Furthermore, when a country is refusing entry to a migrant, they must also inform them of their right to seek asylum. But in this instance, it doesn’t seem to be happening. Migrants picked up at the border are handed over to the Italian police, without ever being told of their rights to seek asylum.
Outside legal frameworks?
Another aspect of this practice is also bothering those who are trying to defend migrant rights. The Italian police sometimes take several hours before arriving at the outpost and taking the migrants stopped by the French back to the police station at Bardonecchia. That means essentially that the migrants are being held for several hours, outside any legal framework. Some of them have even claimed to have spent the whole night in the outpost.
"We have found that some people may have spent up to 24 hours in an office run by the French police on Italian soil, which appears to be outside all judicial statutes," notes Gontard. "Whether their detention lasts just a few minutes or a few hours, it is still arbitrary detention and is illegal under European law," adds Palun.
Migrant rights associations point to another effect of this process. Migrants who are forbidden to enter France after receiving this notice, then end up taking ever more dangerous routes in order to avoid being picked up by the police. "They climb higher up into the mountains, and take more risks, which could result in even more drama and danger for them," explains Palun.
'We are not detaining people' says the Ministry of the Interior
The Ministry of the Interior told the French news agency Agence France Presse (AFP) that it was respecting all rules. People who are stopped "are not being deprived of their liberty, because at any moment they are free to return to the country [Italy] where they are coming from." But Laure Palun points out that because the outpost is situated at the toll booths of a motorway, it would be very dangerous to try and walk away from the outpost if you don’t have your own car. So, migrants are effectively "being constrained by police," concludes Palun.

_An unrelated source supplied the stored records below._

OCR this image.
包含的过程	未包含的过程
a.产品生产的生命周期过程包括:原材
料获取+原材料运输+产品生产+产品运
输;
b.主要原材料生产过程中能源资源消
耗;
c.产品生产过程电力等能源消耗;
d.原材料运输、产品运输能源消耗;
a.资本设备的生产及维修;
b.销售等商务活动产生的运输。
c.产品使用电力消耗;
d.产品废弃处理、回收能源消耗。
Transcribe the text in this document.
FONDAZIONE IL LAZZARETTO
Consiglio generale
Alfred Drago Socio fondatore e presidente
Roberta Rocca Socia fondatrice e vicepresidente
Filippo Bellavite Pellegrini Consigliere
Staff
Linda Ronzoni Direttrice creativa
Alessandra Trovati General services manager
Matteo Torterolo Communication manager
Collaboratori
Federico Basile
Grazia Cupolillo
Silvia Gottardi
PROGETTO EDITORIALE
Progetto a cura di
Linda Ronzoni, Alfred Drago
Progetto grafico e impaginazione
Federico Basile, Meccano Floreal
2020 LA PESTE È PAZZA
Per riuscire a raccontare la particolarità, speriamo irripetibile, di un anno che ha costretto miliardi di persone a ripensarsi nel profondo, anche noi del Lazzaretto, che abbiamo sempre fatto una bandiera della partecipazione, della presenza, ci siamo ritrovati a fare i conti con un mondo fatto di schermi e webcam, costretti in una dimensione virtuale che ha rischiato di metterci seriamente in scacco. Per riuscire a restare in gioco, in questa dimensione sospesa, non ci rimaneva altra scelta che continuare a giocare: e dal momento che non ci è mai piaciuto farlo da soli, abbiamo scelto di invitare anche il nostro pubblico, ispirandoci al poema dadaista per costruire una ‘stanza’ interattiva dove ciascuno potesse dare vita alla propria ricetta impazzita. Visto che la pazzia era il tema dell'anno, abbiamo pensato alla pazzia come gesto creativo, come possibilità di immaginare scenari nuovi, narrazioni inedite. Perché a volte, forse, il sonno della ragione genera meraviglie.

According to the Ministry, the entry-refusals issued by the PAF in the outpost on the motorway toll booth are covered under what they call juxtaposed agreements (le Bureau à controles nationaux juxtaposés --BCNJ). These are in place at a few borders that France shares with its neighbors, including that with the UK. This means that French police or personnel can carry out border checks on foreign soil before someone is about to enter France. The ministry adds that what they are doing on Italian soil is "perfectly legal because of the restablishment of border controls inside of Schengen in 2015."

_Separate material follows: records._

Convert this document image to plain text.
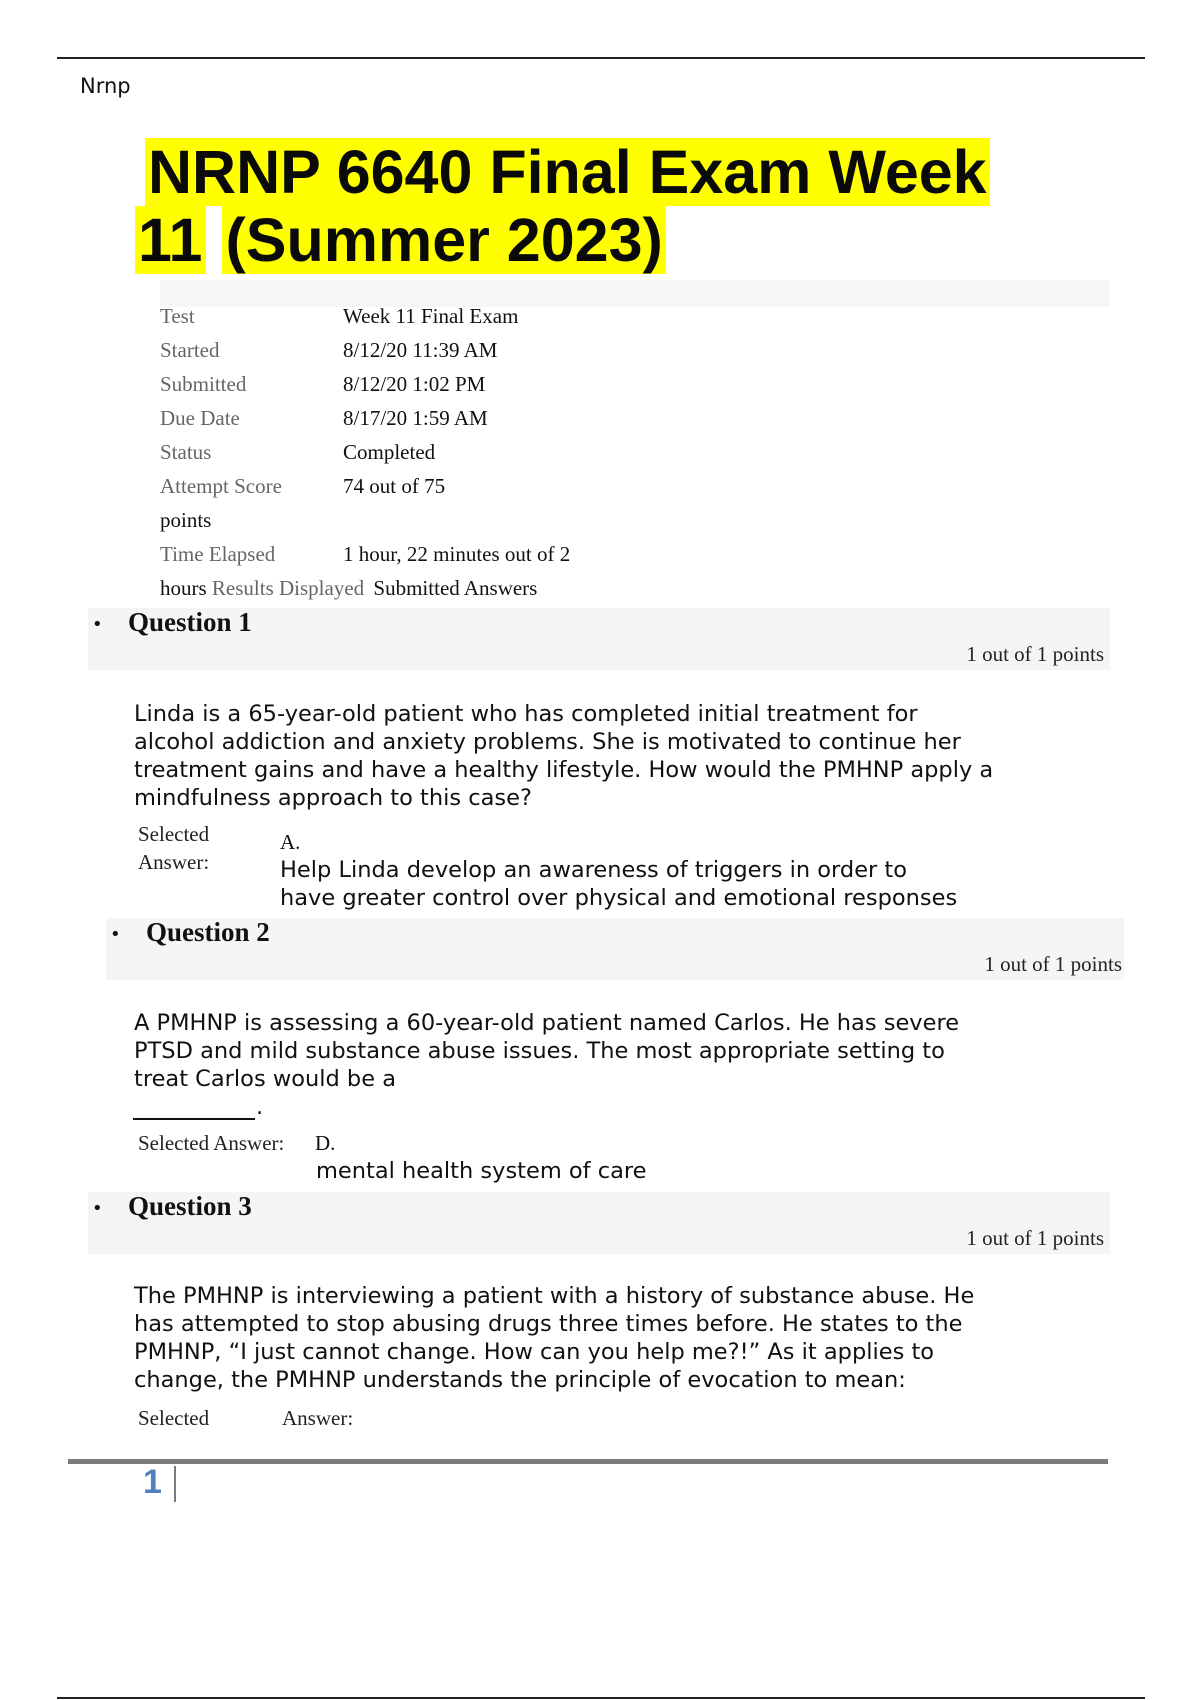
Nrnp
NRNP 6640 Final Exam Week
11 (Summer 2023)
Test	Week 11 Final Exam
Started	8/12/20 11:39 AM
Submitted	8/12/20 1:02 PM
Due Date	8/17/20 1:59 AM
Status	Completed
Attempt Score	74 out of 75
points
Time Elapsed	1 hour, 22 minutes out of 2
hours Results Displayed Submitted Answers
• Question 1
1 out of 1 points
Linda is a 65-year-old patient who has completed initial treatment for
alcohol addiction and anxiety problems. She is motivated to continue her
treatment gains and have a healthy lifestyle. How would the PMHNP apply a
mindfulness approach to this case?
Selected
Answer:
A.
Help Linda develop an awareness of triggers in order to
have greater control over physical and emotional responses
• Question 2
1 out of 1 points
A PMHNP is assessing a 60-year-old patient named Carlos. He has severe
PTSD and mild substance abuse issues. The most appropriate setting to
treat Carlos would be a
.
Selected Answer: D.
mental health system of care
• Question 3
1 out of 1 points
The PMHNP is interviewing a patient with a history of substance abuse. He
has attempted to stop abusing drugs three times before. He states to the
PMHNP, “I just cannot change. How can you help me?!” As it applies to
change, the PMHNP understands the principle of evocation to mean:
Selected	Answer:
1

In 2021, there were 8,072 such "administrative arrangements" recorded, based on a decree signed in 1965 and a "convention between France and Italy regarding BCNJ arrangements" which allow controls to take place in the shared zone, so "on the territory of a neighboring state," explains a spokesperson for the Ministry.

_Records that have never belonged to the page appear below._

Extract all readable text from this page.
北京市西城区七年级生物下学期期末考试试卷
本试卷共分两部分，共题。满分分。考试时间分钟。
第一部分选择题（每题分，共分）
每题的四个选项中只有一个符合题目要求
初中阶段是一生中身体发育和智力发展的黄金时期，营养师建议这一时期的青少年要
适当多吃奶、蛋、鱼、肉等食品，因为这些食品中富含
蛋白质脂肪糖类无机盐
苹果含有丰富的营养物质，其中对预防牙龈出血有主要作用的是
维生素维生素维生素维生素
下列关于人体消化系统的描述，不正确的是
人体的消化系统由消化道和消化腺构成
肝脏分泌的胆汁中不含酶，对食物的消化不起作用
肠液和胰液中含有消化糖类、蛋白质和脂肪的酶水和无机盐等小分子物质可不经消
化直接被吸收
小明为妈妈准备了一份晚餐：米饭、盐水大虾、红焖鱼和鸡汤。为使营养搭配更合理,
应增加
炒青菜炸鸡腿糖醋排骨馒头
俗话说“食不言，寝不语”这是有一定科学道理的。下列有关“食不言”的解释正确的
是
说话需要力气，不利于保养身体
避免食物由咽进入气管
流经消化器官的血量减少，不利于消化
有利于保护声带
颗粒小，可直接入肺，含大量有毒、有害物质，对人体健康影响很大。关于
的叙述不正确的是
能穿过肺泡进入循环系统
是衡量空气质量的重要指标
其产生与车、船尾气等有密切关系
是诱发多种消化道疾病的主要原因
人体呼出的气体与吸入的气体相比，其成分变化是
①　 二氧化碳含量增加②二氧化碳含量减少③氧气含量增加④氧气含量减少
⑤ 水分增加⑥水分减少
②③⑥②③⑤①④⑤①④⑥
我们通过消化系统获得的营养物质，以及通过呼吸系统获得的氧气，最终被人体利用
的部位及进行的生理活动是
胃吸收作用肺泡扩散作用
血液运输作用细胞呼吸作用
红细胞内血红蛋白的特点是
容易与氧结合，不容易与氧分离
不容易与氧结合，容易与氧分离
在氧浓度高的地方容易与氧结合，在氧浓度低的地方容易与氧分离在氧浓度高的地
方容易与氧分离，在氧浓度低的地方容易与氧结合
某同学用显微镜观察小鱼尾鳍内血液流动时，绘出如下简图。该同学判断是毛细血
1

French law applied on Italian soil
To be clear, it is French law which is being applied on this corner of Italian territory, explained the PAF division commander Stéphane Queval when the Senator visited.
Internal border controls within the Schengen zone have been repeatedly denounced by migrant rights associations including Anafé who have taken their complaints right up to the Conseil D’Etat (the council which advises the government on Juridical questions among other things). On April 26, the Court of Justice of the European Union (CJEU) declared this practice illegal. The Schengen zone member states (22 EU countries, as well as Island, Lichtenstein, Norway and Switzerland) should only be able to reintroduce border controls in the case of a threat for a period not longer than six months, stated the court.
Once Anafé had discovered the existence of this outpost on Italian territory, they started to ask around if any other similar arrangements existed, particularly on Spanish territory.